In a word, no. At least, that’s what a look at the data suggests to the Financial Times. I examined returns on hedged and unhedged versions of various overseas funds. Over the past five years, the unhedged funds have largely beaten their hedged counterparts in markets as diverse as Europe, Japan, the US and emerging markets – in some cases, with a performance gap of over 20%.
Case closed? Not really. The recent past is a poor comparison period. Sterling collapsed after the Brexit vote. That instantly meant that the value of any non-sterling-denominated assets shot higher in sterling terms. With the pound now unlikely to repeat that collapse, the next five years could look very different.
We’d argue that you should largely avoid hedging, but not because of recent performance. The real issue is cost. Hedging makes a fund more expensive to run. As we all know, costs are the one thing we can control as investors, so we want to keep them as low as possible. So the question is: why would you invest in a hedged fund rather than the cheaper unhedged version? The reality is that you are taking a view on the currency either way. Broadly speaking, if you knew that sterling was set to weaken against a foreign currency, then you would want unhedged exposure. If you thought it was going to strengthen, you’d hedge.
But you don’t know what the exchange rate will do either way. So unless you have a very high-conviction view on sterling (which may of course be wrong), then why buy the more costly version of a fund? If you like a market, get the cheapest exposure that you can, hold for the long run, and leave currency trading to the gamblers.
I wish I knew what currency risk was, but I’m too embarrassed to ask
Currency risk (or exchange-rate risk), as applied to investment, is the extra layer of risk you take by owning an asset in a foreign currency. Say you are a UK-based investor and you buy an S&P 500 tracker, which is denominated in US dollars. The US stockmarket stays flat, but the pound falls in value against the dollar. As a result, your S&P 500 holding would gain value in sterling terms, even though the market has stayed flat. In the same situation, if the dollar had weakened against the pound, then your holding would have lost value in sterling terms.
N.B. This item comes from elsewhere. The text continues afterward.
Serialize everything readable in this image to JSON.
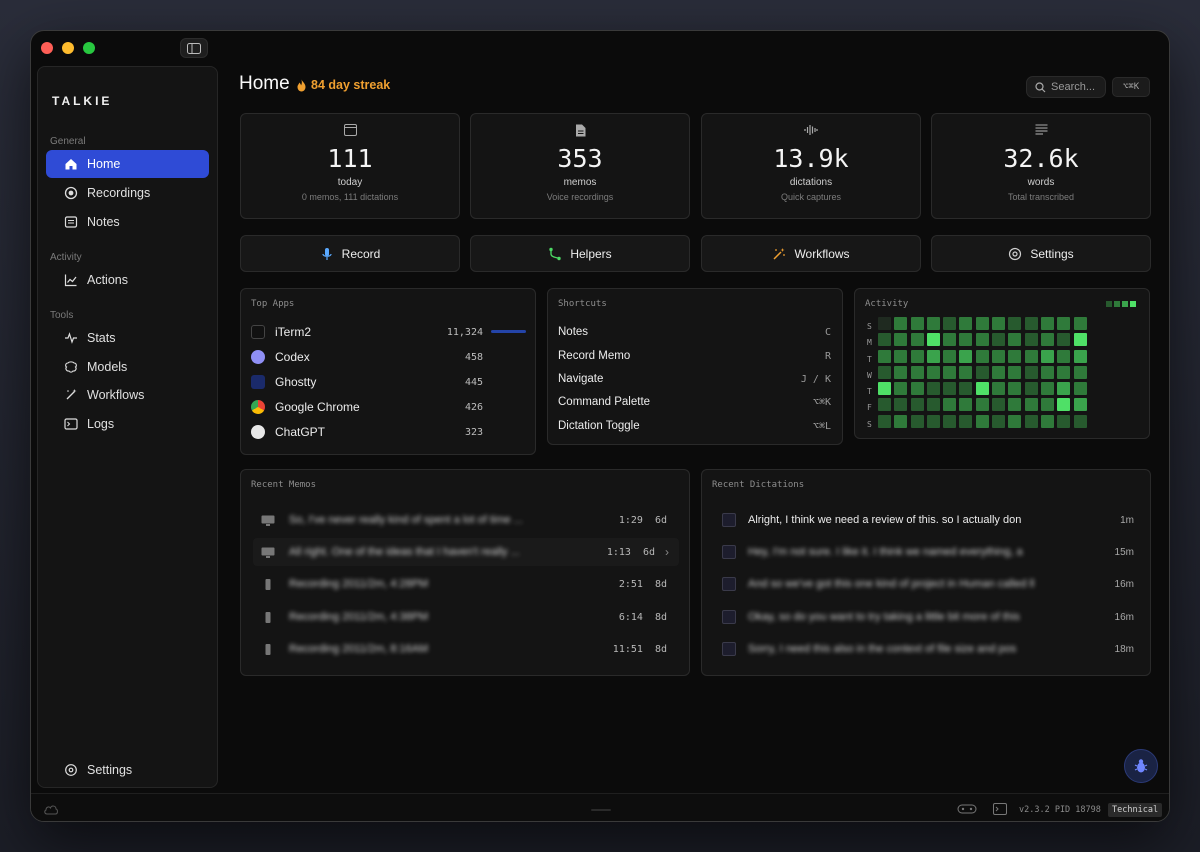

So, currency risk represents a further factor that can affect your returns, either positively or negatively. One way to try to tackle currency risk is by hedging. Put simply, this involves using derivatives to neutralise movements in exchange rates, leaving the investor exposed only to the underlying asset class.
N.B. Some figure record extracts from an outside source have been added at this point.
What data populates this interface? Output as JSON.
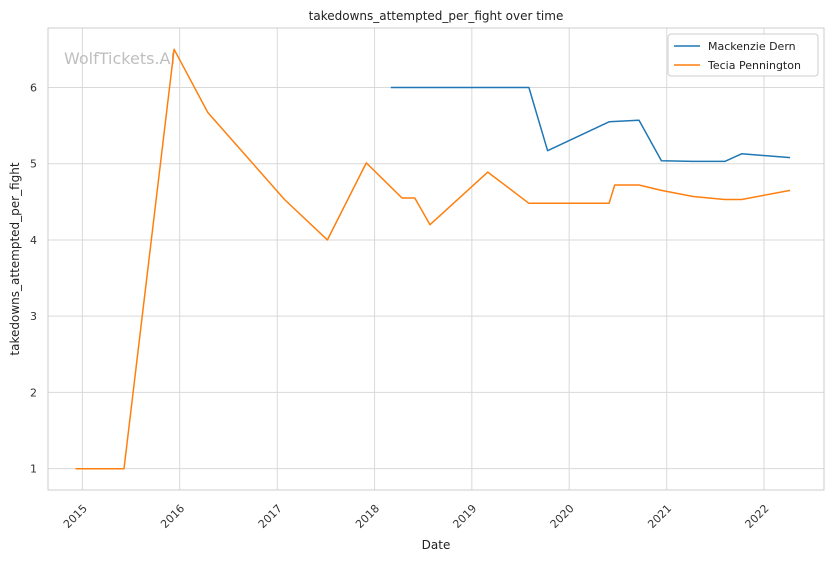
{
  "watermark": "WolfTickets.AI",
  "chart_data": {
    "type": "line",
    "title": "takedowns_attempted_per_fight over time",
    "xlabel": "Date",
    "ylabel": "takedowns_attempted_per_fight",
    "x_ticks": [
      "2015",
      "2016",
      "2017",
      "2018",
      "2019",
      "2020",
      "2021",
      "2022"
    ],
    "y_ticks": [
      1,
      2,
      3,
      4,
      5,
      6
    ],
    "xlim": [
      "2014-08-25",
      "2022-08-14"
    ],
    "ylim": [
      0.72,
      6.78
    ],
    "grid": true,
    "legend_position": "top-right",
    "series": [
      {
        "name": "Mackenzie Dern",
        "color": "#1f77b4",
        "points": [
          [
            "2018-03-03",
            6.0
          ],
          [
            "2019-08-03",
            6.0
          ],
          [
            "2019-10-12",
            5.17
          ],
          [
            "2020-05-30",
            5.55
          ],
          [
            "2020-09-19",
            5.57
          ],
          [
            "2020-12-12",
            5.04
          ],
          [
            "2021-04-10",
            5.03
          ],
          [
            "2021-08-07",
            5.03
          ],
          [
            "2021-10-09",
            5.13
          ],
          [
            "2022-04-09",
            5.08
          ]
        ]
      },
      {
        "name": "Tecia Pennington",
        "color": "#ff7f0e",
        "points": [
          [
            "2014-12-06",
            1.0
          ],
          [
            "2015-06-06",
            1.0
          ],
          [
            "2015-12-11",
            6.5
          ],
          [
            "2016-04-16",
            5.67
          ],
          [
            "2017-01-28",
            4.53
          ],
          [
            "2017-07-08",
            4.0
          ],
          [
            "2017-12-01",
            5.01
          ],
          [
            "2018-04-14",
            4.55
          ],
          [
            "2018-06-01",
            4.55
          ],
          [
            "2018-07-28",
            4.2
          ],
          [
            "2019-03-02",
            4.89
          ],
          [
            "2019-08-03",
            4.48
          ],
          [
            "2020-05-30",
            4.48
          ],
          [
            "2020-06-20",
            4.72
          ],
          [
            "2020-09-19",
            4.72
          ],
          [
            "2020-12-12",
            4.65
          ],
          [
            "2021-04-10",
            4.57
          ],
          [
            "2021-08-07",
            4.53
          ],
          [
            "2021-10-09",
            4.53
          ],
          [
            "2022-04-09",
            4.65
          ]
        ]
      }
    ]
  }
}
However, this is not a cut-and-dried decision, as we discuss above. One factor to consider is that exposure to foreign currencies can be a useful feature of global portfolio diversification, rather than an irritating side-effect.
As the slide in sterling after the Brexit vote demonstrated, owning overseas assets when your home currency is on the way down is a nice way to diversify away geopolitical risk.
Also, remember that most major stockmarkets contain many multinationals, all of which are exposed to currency risk. For example, almost half the revenues generated by S&P 500 companies come from outside the US – and the figure is more than two-thirds for the FTSE 100. So even if you invest solely in Britain’s “headline” index, you are still taking currency risk – it’s just not as obvious.
Finally, as Tim du Toit of Quant-Investing.com points out, if you do decide to hedge, do it consistently. If you chop and change, you are effectively betting on currency movements – and that’s a recipe for disaster.